Finance board wants town meeting to vote on purchase
BEACON FALLS — With the recommendation of holding another town meeting, the Board of Finance put how to go about purchasing a fire truck back into the Board of Selectmen’s court.
The Board of Finance voted Tuesday night to recommend to the Board of Selectmen that another town meeting be held in order to vote on moving forward with buying a new quintuple combination pumper fire truck for Beacon Hose Company No. 1 without applying for a federal grant to help offset the costs.
In September, the town voted to authorize a $700,000 bond resolution to purchase the truck. The resolution stipulated no money would be bonded for the truck before July 1, 2014 as the town applied for a grant from the Federal Emergency Management Agency Assistance to Firefighters Grant Program to help pay for it.
However, the town’s eligibility for the grant came under question due to the wording of the resolution.
David Parr, a regional fire program specialist with the grant program, said in an email last fall to former Board of Finance Chairman Jim Huk that, in his mind, the town is ineligible for the grant since it has appropriated money for a new fire truck, but was holding off on spending the funds in hopes of getting the grant.
As the town tried to determine whether it was eligible, the town didn’t press forward with applying for the grant and missed the deadline to do so.
First Selectman Christopher Bielik said Tuesday he contacted the FEMA help desk in Washington D.C. and was told that once the deadline had passed on Dec. 4 there was nothing anyone could due to get the town an extension.

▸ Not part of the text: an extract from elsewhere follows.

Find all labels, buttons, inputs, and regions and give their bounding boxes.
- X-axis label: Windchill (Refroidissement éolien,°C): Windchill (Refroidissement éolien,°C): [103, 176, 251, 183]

“Once the deadline window closes, that’s it for that particular year. So we are invited to participate again for 2014 when that window opens later this year,” Bielik said.
Bielik said he contacted Town Attorney Michael McVerry to inquire about how the town should move ahead since it had not actually applied for the grant, but the wording of the resolution stated it would.
Bielik said McVerry’s legal opinion is there’s no problem in moving forward with the purchase of the truck.
“Now it is up to us to decide at what time do we press go,” Bielik said.
Bielik suggested going ahead with bonding for the truck so it could be included as one of the items when the town refinances its bonds in March.
“If we believe that the town intends us to spend the $700,000 … for that fire truck even though we never got out of the gate with the FEMA grant for all those reasons, then we should press on with it and get it included in the bond issue that we’re going to do,” Bielik said.
Finance board Vice Chairman Jack Levine took issue with the legal opinion, saying he did not agree the town should move forward yet.
“I went back to the minutes of the meeting. I read the minutes, I read the comments, I read the resolution, and I know these are lawyers, but the resolution was pretty clear. It said that we had to apply for a FEMA grant. It may not come to pass, but we had to apply for the grant. Then, upon not getting it, on July 1, 2014 the town can move forward,” Levine said.
Following a fire in September that destroyed a house and injured one man, the town held a subsequent town meeting to vote on buying the truck without the grant.
Levine pointed to the result of that meeting.
“By a margin of almost two to one the residents said no. They said no,” Levine said.
Levine was concerned if the town simply went forward with the purchase of the fire truck now, residents would be upset and the purchase would be challenged.
Board of Finance member Brian Ploss agreed with Levine and echoed his statement about not moving forward with the purchase just yet.
“Based on the wording that we know was passed, I can not, in good faith, put in moving forward with this. I believe that we are still bound by the original wording,” Ploss said.